We can start by recognizing that most accidents are systems accidents and by shifting our focus from blaming pilots for errors to identifying vulnerabilities of complex systems and developing countermeasures. Pilots, managers, designers of equipment, and designers of operating procedures should be well educated about human cognitive characteristics and limitations; the design of equipment, procedures, and training should be based on that knowledge. We can never completely eliminate pilot error, but we can reduce the frequency of errors and we can give pilots tools to catch errors and mitigate their consequences.

 

Countermeasures? No Easy Solutions (Cont'd)

 

 

Plan continuation bias, task saturation, and inadvertent omission of procedural steps are examples of inherent cognitive vulnerabilities. We should systematically review normal and non-normal operating procedures to insure they are consistent with human abilities to manage competing task demands, time pressure, and stress. Conservative, hard bottom lines, such as stabilized approach criteria are important defenses against the consequences of error, but to be effective these bottom lines must be practiced consistently and vigorously, and they must take precedence over concern with time and fuel costs.

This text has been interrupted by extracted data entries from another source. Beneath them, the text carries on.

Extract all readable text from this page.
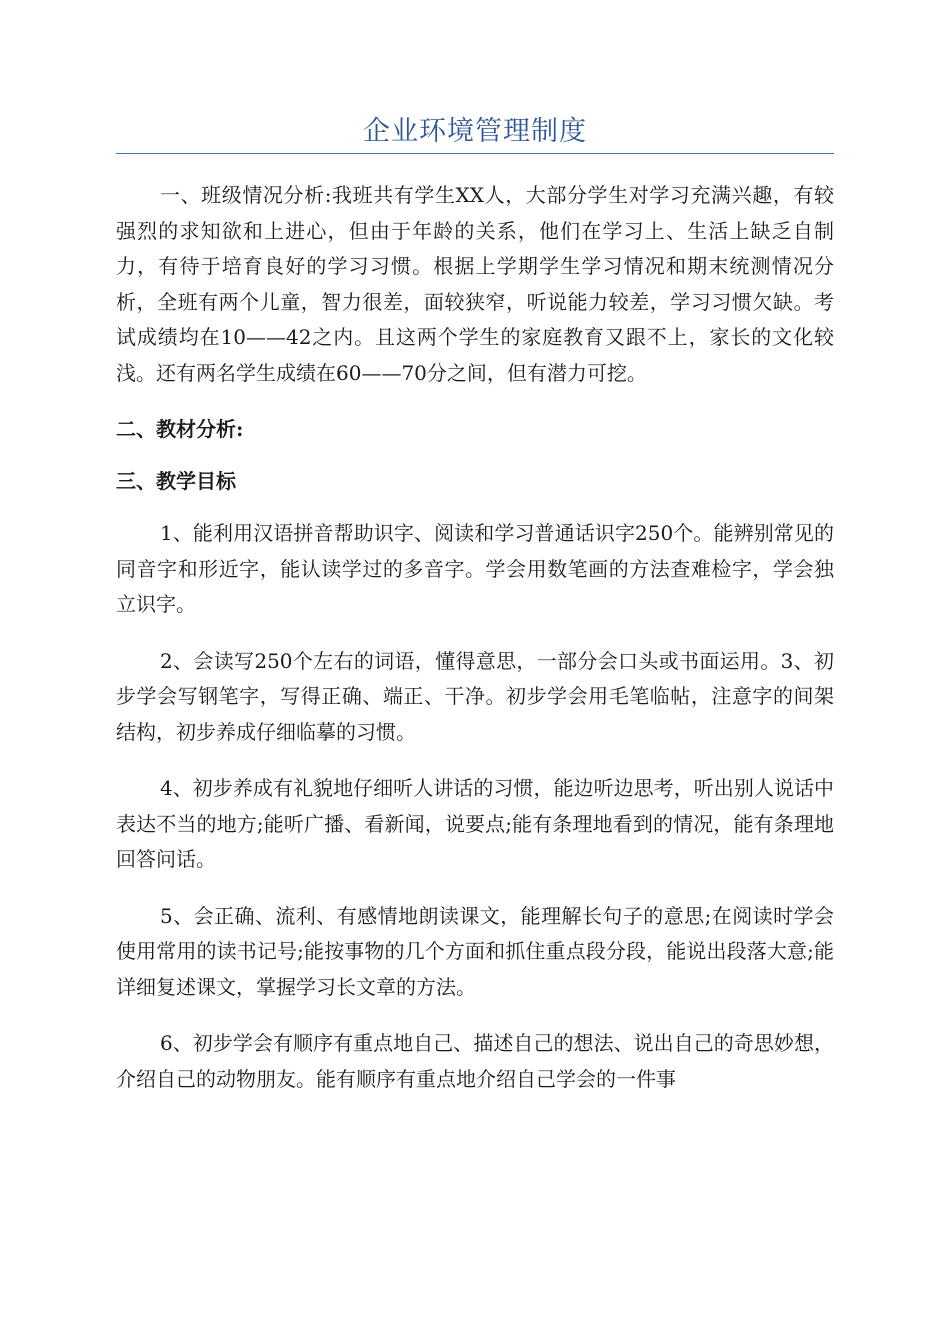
企业环境管理制度

一、班级情况分析:我班共有学生XX人，大部分学生对学习充满兴趣，有较强烈的求知欲和上进心，但由于年龄的关系，他们在学习上、生活上缺乏自制力，有待于培育良好的学习习惯。根据上学期学生学习情况和期末统测情况分析，全班有两个儿童，智力很差，面较狭窄，听说能力较差，学习习惯欠缺。考试成绩均在10——42之内。且这两个学生的家庭教育又跟不上，家长的文化较浅。还有两名学生成绩在60——70分之间，但有潜力可挖。

二、教材分析:
三、教学目标

1、能利用汉语拼音帮助识字、阅读和学习普通话识字250个。能辨别常见的同音字和形近字，能认读学过的多音字。学会用数笔画的方法查难检字，学会独立识字。

2、会读写250个左右的词语，懂得意思，一部分会口头或书面运用。3、初步学会写钢笔字，写得正确、端正、干净。初步学会用毛笔临帖，注意字的间架结构，初步养成仔细临摹的习惯。

4、初步养成有礼貌地仔细听人讲话的习惯，能边听边思考，听出别人说话中表达不当的地方;能听广播、看新闻，说要点;能有条理地看到的情况，能有条理地回答问话。

5、会正确、流利、有感情地朗读课文，能理解长句子的意思;在阅读时学会使用常用的读书记号;能按事物的几个方面和抓住重点段分段，能说出段落大意;能详细复述课文，掌握学习长文章的方法。

6、初步学会有顺序有重点地自己、描述自己的想法、说出自己的奇思妙想，介绍自己的动物朋友。能有顺序有重点地介绍自己学会的一件事
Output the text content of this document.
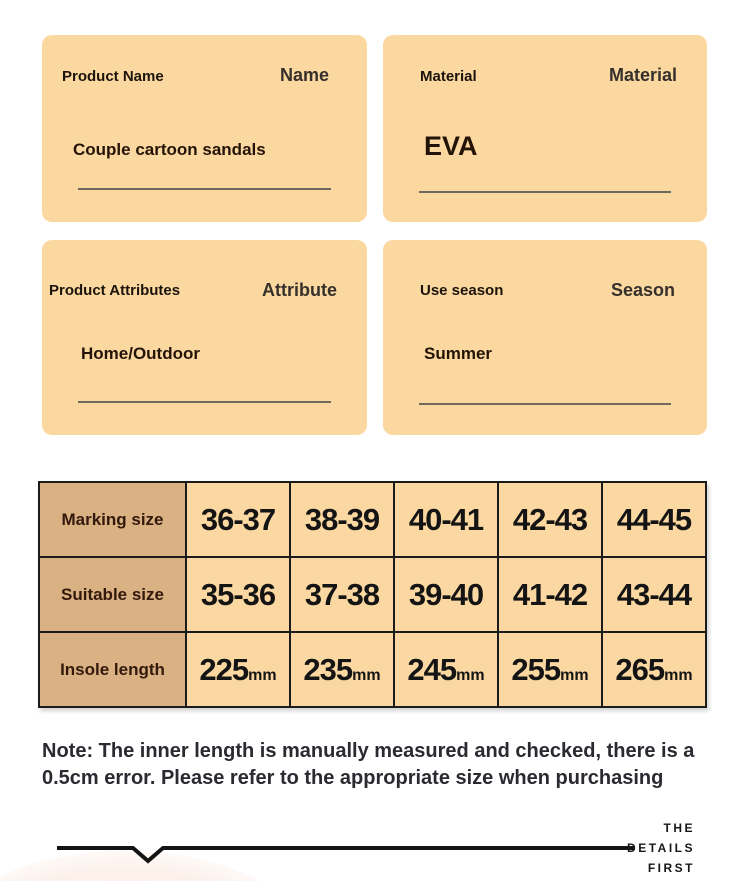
Product Name	Name
Couple cartoon sandals
Material	Material
EVA
Product Attributes	Attribute
Home/Outdoor
Use season	Season
Summer
Marking size	36-37	38-39	40-41	42-43	44-45
Suitable size	35-36	37-38	39-40	41-42	43-44
Insole length	225mm	235mm	245mm	255mm	265mm

Note: The inner length is manually measured and checked, there is a 0.5cm error. Please refer to the appropriate size when purchasing

THE
DETAILS
FIRST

Crew decision-making is hampered by ambiguous, incomplete, and conflicting information, so we should provide crews with better information. Exactly where is the dangerous convective weather in real time? What is the precise nature of the aircraft system failure that is causing warning lights to illuminate from three different subsystems?

 

Countermeasures? No Easy Solutions (Cont'd)

 

 

We need much better information about how the airspace system operates and how crews typically respond. For example, how often and at what airports do controllers issue slam-dunk clearances and last minute runway changes? How do pilots typically deal with these challenges and how close do they come to the edge of the safety envelope? How close do flights come to storm cells during arrival and departure, and is the variation among flights due to differences in crew judgment or to chance?

Programs such as LOSA, FOQA, ASAP, and NOAMS can help generate answers to these questions but we have yet to fully exploit the potential of these programs.

We could beef up our training for upset recovery and for other situations requiring very rapid response. And we should develop specific techniques to train monitoring.

Finally, we should explicitly acknowledge that there are inherent trade-offs between the level of safety and system efficiency. These trade-offs show up in many ways, for example, in decisions in how much training to provide. Cost-benefit trade-offs are inherently policy issues. Those issues should be analyzed explicitly, and all stakeholders should participate. My point is that more can be done to protect safety by explicitly analyzing these trade-offs than by naively expecting crews to perform perfectly. That is why I called this talk The Limits of Expertise.